Information Literacy During and After College
“What we teach students in this class is going to help them as they finish their degree program,” Miriam Matteson, Ph.D., a SLIS associate professor who helped with the revisions, said. “[The course] will also bring value to the workplace because being a good employee in any industry still means being able to use information effectively.”
In previous years, a textbook was required to complete class assignments. Now, instead of heavy reading assignments, the course will have links to short video clips that align with discussion questions.

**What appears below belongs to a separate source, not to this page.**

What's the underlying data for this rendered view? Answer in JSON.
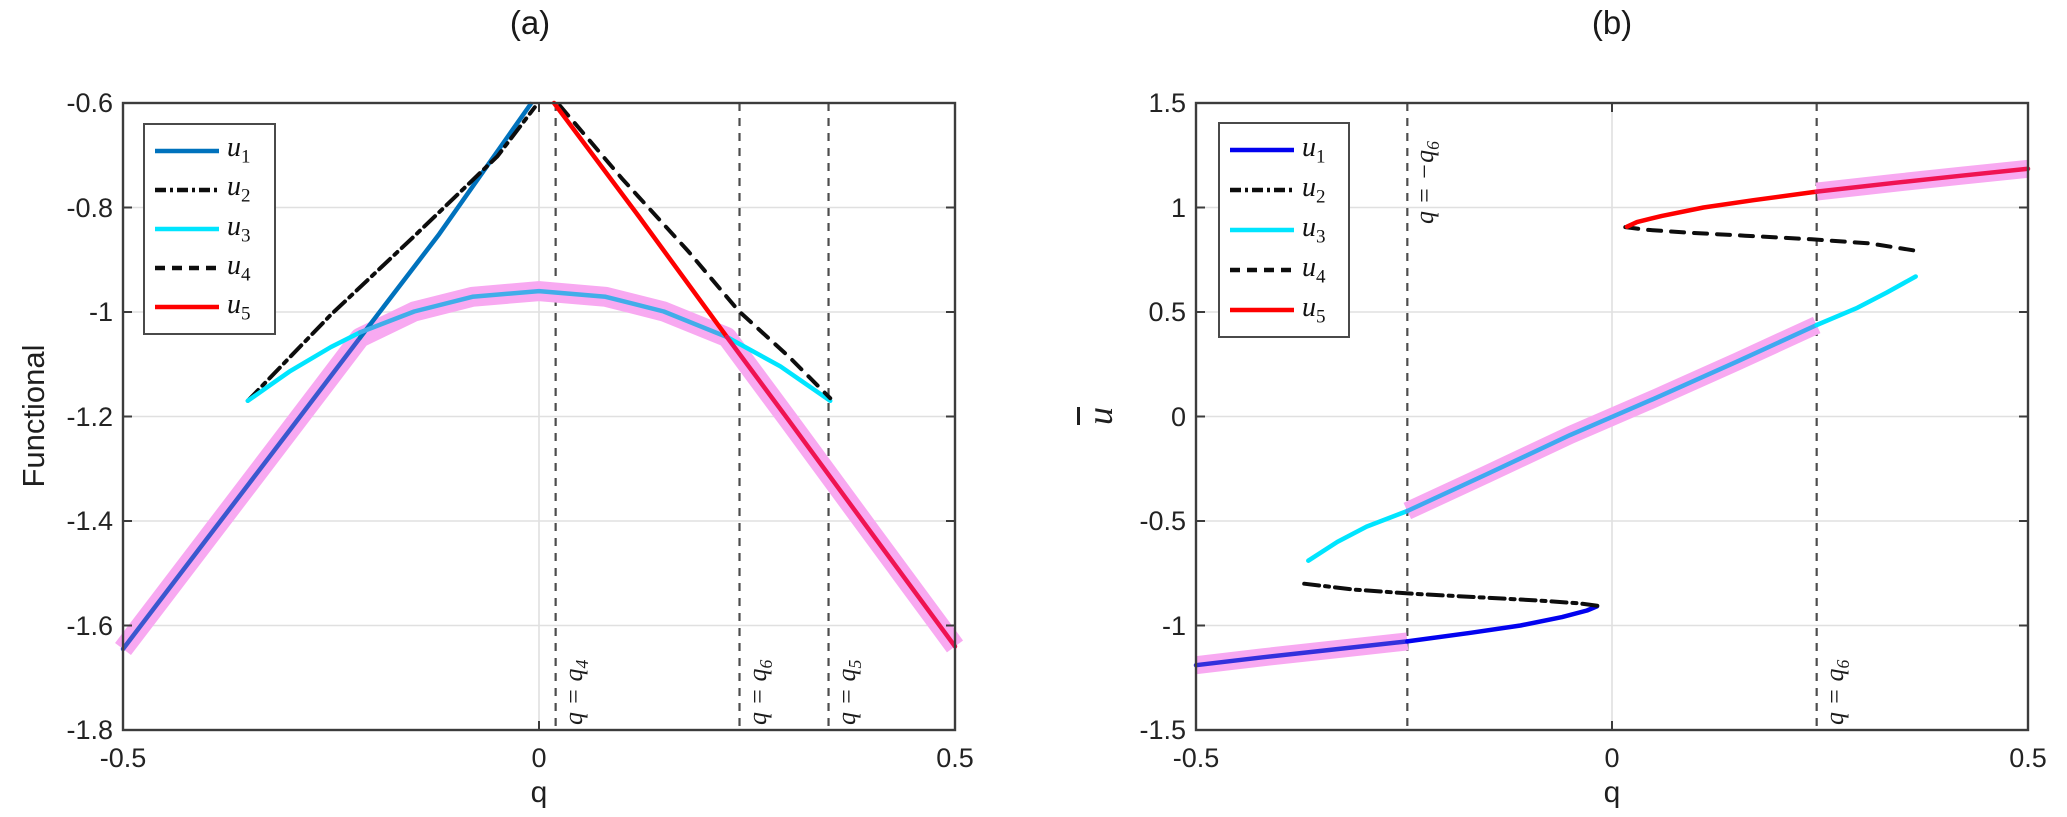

Instead of exams, students must complete a midterm project and a final project in addition to weekly assignments and discussions on BlackBoard.
Because of good reviews from students and professors, the final project remained the same, but a midterm project was added.
“We added a midterm assignment that asks students to write a persuasive letter to refine some skills that they could really use in the workplace,” Matteson said. “One of the characteristics of being information literate is having a question, finding some information and synthesizing that information, and then writing about it persuasively.”
The final project asks students to pose a potential research question they might face in the workplace, search for information on the research question and present the results in a PowerPoint presentation accompanied by an annotated bibliography.
The 10-week course is typically offered online-only, but one in-person version of the course, taught by Farooq, was offered in Fall 2015 and will be offered again in Spring 2016.
Matteson, Farooq and Woolston were responsible for revamping the course in Summer 2015, with support from Kent State University’s Office of Continuing and Distance Education (OCDE). OCDE offers assistance to faculty who are building online courses.
“[OCDE] was checking all along the way — unit by unit — to make sure that our learning outcomes aligned with the reading materials, video clips and assignments,” Matteson said. “The course is better because of it.”